By: Victor Anderson 

THE BLOCH MOTEL 

A motel isn’t the living quarters one would typically choose to spend more than a night in, let alone a weekend. Usually families or individuals on their way to a location more appealing decide to settle for a cheap, crummy place to rest for the night, but then it’s back on the road in the morning to potential paradise. Establishments like motels are also the venue for things like adultery, prostitution and prom date hook-ups. Needless to say, not many positive things come to mind when the word, “motel,” is mentioned. So, why have I been living in one for the past two weeks?

Originally it was because I thought I needed an escape, an escape from everything that I was accustomed to. A lot of the kids I knew who went away to college took advantage of attending out-of-state universities or was granted the chance to study abroad in a foreign country but I didn’t stick around school long enough to get that opportunity. I wasn’t even given the normal college student campus living experience. I commuted from home because I wasn’t fortunate enough to have parents that could afford to pay for housing. It probably would’ve been a waste anyway because it only took me a year and a half to completely become fed up with the tedious and mundane work ethic that came with being a good student. The only times that I enjoyed were times that involved non-related academic activities. Having a social life and doing things that I enjoyed was a lot more important to me than cramming for tests on subjects that I had zero interest in.

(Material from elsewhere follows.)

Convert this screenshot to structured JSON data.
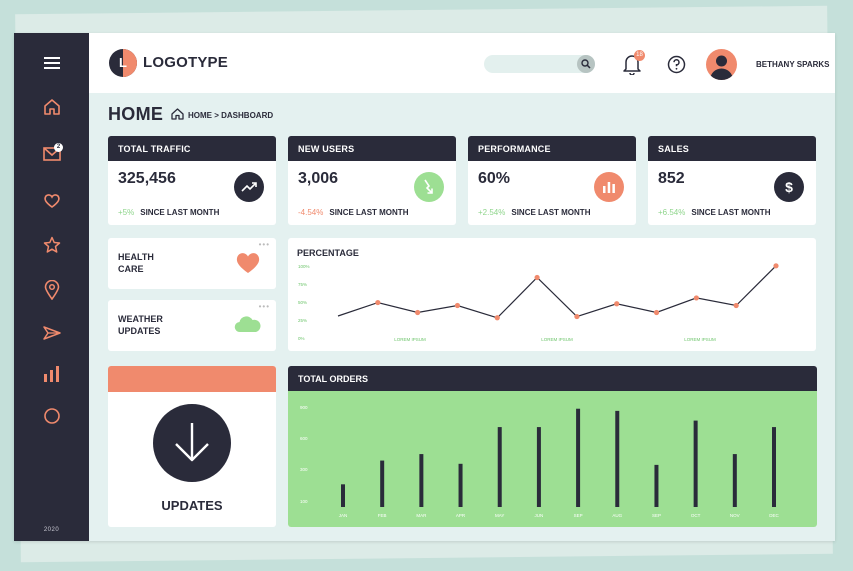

Almost a year had gone by since I had abandoned my parents dreams of me becoming a college graduate. I was on the way home from my lame job at the cellphone accessory kiosk in the mall when I decided to stop at my favorite convenient store to pick up one of my daily lotto scratch off tickets. Long story short, I won $8,000–after taxes were taken out. It must have been my lucky day.

Now that this hefty sum was all mines, I didn’t have to work for a while and I could truly focus on mapping out my life with no distractions. I left my home that I had been raised in and now for the first time, I’m on my own.

The Bloch Motel is located off of a secondary feeder road on the side of an interstate highway. It’s in a rural town on the outskirts of a major city. The Bloch is a two-story lodge that is coated in fainted pink and blue pastels and has 14 rooms in total. My room number is 10 and I’ve grown pretty fond of it. The exterior of the building is a bit weathered down considering it’s been around since the early ‘60s but the interior of the rooms have been kept in a rather impressive condition somehow. The burgundy drapes that keep the light out match the lamp shades and the blankets on the bed. The wood paneled walls provide a certain type of aroma and style to the room that gives me a sense of warmth for some reason. I’m not the biggest fan of the puke green carpet but it’s whatever, it’s just the floor. There’s a fridge, a microwave, a television and a bathroom and I couldn’t ask for more at $37 a day.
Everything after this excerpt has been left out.